The United States recorded nearly six times as many murders as Britain, but that rate is down from nine times as many in 1981. Guns were used in 68 percent of U.S. murders and in seven percent in England and Wales.
Although “common sense says America is the most crime-ridden country on Earth while Britain is an oasis of peace and tranquility,” commented the London SUNDAY TIMES, “common sense is wrong. We urgently need to reexamine our cozy assumptions about law and order.”
The report suggests the trends in both countries could be attributed to stiffer penalties for criminals in the United States, and falling conviction rates in England and Wales. Sentences in the United States were three years longer for murder, four years longer for rape and robbery, almost three years longer for assault, more than two years longer for burglary and more than one year longer for car theft.
In New Jersey, Republican voters would support mandatory “child proofing” of handguns by a wide margin, according to a poll commissioned by an anti-gun state group.
The poll found that 73 percent of respondents supported requiring safety measures like firing mechanisms that responded only to the owner’s palm or fingerprints, said Bryan Miller, Executive Director of Cease-Fire New Jersey, which commissioned the poll. The poll, which surveyed 500 registered Republicans in mid-October, 1998, has a margin of error of plus or minus 4.5 percentage points, Miller said.
The release of the poll results is intended to bolster support for “child-proofing” bills in the State Senate and Assembly. Focusing on Republicans was a tactic to show majority lawmakers that they would not be punished by core constituents for supporting the bills, Miller said.
A spokeswoman for the Association of New Jersey Rifle and Pistol Clubs, Nancy Ross, said no children died as a result of a handgun accident in 1995, the latest year for which statistics are available. “We’re not opposed to any of these technologies,” she said. “Just don’t mandate them.”
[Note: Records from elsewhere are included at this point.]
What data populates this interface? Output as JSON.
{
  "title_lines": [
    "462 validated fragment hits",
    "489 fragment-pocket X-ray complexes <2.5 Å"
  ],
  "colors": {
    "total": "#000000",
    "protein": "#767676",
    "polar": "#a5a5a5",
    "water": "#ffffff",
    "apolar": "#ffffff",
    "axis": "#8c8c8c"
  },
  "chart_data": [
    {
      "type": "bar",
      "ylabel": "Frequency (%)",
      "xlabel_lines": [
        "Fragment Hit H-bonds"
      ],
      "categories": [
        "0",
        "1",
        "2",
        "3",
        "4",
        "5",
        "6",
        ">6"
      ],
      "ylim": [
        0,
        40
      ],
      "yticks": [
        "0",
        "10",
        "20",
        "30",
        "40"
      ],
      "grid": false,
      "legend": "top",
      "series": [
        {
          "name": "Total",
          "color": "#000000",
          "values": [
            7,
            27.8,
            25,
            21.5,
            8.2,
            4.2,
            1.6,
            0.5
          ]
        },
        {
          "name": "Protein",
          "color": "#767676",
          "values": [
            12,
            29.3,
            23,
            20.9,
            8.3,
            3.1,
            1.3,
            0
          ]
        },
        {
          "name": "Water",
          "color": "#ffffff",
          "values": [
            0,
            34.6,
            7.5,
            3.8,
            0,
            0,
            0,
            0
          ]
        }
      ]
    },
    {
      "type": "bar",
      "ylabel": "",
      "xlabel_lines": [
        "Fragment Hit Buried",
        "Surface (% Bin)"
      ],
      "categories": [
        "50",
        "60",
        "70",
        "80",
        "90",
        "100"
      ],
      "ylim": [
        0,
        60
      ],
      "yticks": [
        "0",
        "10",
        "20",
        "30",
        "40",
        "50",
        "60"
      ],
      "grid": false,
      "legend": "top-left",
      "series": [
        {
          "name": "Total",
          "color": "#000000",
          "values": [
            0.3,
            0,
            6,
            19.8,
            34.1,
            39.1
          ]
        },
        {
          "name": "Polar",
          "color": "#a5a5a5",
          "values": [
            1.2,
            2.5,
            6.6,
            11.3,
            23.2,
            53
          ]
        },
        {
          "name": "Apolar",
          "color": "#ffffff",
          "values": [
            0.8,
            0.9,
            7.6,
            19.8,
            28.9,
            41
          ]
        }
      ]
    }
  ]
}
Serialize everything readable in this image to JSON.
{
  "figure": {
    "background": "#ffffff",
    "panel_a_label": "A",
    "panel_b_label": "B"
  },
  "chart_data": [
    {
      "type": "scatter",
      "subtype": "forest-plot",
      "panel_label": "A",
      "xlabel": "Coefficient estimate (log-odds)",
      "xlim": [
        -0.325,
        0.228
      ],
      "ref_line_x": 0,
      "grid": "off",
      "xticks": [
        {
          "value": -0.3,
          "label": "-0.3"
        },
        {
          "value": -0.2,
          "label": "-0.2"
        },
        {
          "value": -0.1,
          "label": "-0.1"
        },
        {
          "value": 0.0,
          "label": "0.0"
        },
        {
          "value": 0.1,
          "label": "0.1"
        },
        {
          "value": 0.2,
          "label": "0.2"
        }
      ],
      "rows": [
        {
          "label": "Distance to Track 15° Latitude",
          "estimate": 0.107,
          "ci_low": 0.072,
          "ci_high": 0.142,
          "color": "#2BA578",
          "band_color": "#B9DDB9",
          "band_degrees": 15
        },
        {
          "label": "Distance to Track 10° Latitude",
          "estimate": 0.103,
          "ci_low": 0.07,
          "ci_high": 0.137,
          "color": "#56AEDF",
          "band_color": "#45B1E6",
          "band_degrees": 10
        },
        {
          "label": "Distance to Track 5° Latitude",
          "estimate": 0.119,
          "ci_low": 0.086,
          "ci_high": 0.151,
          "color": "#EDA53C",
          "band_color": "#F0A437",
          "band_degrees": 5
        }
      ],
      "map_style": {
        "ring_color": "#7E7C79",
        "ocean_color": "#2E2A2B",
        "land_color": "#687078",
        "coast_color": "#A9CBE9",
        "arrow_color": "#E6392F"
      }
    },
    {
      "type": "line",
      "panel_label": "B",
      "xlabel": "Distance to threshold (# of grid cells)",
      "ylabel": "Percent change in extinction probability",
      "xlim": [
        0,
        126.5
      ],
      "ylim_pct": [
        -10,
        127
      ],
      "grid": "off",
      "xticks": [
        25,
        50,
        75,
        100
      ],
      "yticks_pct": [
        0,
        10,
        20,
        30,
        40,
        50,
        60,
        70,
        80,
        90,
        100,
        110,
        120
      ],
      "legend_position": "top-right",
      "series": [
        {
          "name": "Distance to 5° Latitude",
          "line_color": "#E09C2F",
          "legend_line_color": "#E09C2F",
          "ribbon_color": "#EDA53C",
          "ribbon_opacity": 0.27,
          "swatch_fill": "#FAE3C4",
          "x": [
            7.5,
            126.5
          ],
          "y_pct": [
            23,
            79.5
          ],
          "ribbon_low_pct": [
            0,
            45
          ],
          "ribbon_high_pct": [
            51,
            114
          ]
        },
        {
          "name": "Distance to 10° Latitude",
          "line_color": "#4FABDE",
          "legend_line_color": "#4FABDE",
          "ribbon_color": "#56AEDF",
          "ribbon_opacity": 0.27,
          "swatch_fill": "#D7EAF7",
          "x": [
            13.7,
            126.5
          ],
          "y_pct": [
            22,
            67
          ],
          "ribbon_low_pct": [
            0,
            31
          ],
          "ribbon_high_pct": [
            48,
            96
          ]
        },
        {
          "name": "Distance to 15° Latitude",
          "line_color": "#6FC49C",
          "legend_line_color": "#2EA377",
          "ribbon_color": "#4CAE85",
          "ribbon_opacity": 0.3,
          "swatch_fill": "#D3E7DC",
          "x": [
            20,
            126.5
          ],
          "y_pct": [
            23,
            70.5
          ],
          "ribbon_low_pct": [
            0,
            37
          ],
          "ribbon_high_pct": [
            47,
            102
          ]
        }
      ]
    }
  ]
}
After Mayor Richard Daley and the City of Chicago filed a lawsuit against gun makers and dealers seeking $433 million in compensation for injury to the public health, welfare and safety, Daniel John Sobieski of Chicago wrote in THE WASHINGTON TIMES that “the notion of individual responsibility for one’s actions is completely foreign to the grandstanding politicians and greedy lawyers entertaining this silliness. Can we sue the lawyers and politicians
and judges whenever there is an assault, a rape, a carjacking or a murder by a criminal out on probation or parole, or who has a prior criminal record? Can we sue when judges release dangerous criminals early or when felons are released by a silly judge more concerned with the ‘harmful’ effects of prison over-crowding? According to John Lott, a fellow at the University of Chicago Law School, about 90 percent of adult murders have a prior adult criminal record.
“Of course, we are not told the other side of the equation – how many crimes are thwarted and lives are saved by potential victims being armed. Florida State criminologist Gary Kleck found that law-abiding citizens successfully use guns at least 2.5 million times each year in defense of themselves, their families and, yes, their children.
“Shouldn’t we then also financially reward manufacturers and dealers when armed victims successfully defend themselves and save lives and property? There are no headlines when public shootings are stopped before they happen. Stories about mothers using guns to prevent their children from being kidnapped by carjackers, or themselves from being raped or worse, seldom make the evening news.
“The Department of Justice’s National Crime Victimization Survey reports that the probability of serious injury or death from an attack is 2.5 times greater for women offering little or no resistance than for those resisting with a gun.
“The fact is that only 0.2 percent of firearms and 0.4 percent of handguns are used in crimes each year. If we are to punish gun makers for every time their product is used in a crime, then we should reward them every time their product saves lives in self-defense, enabling a potential victim to ward off, capture, wound, or kill a violent criminal.”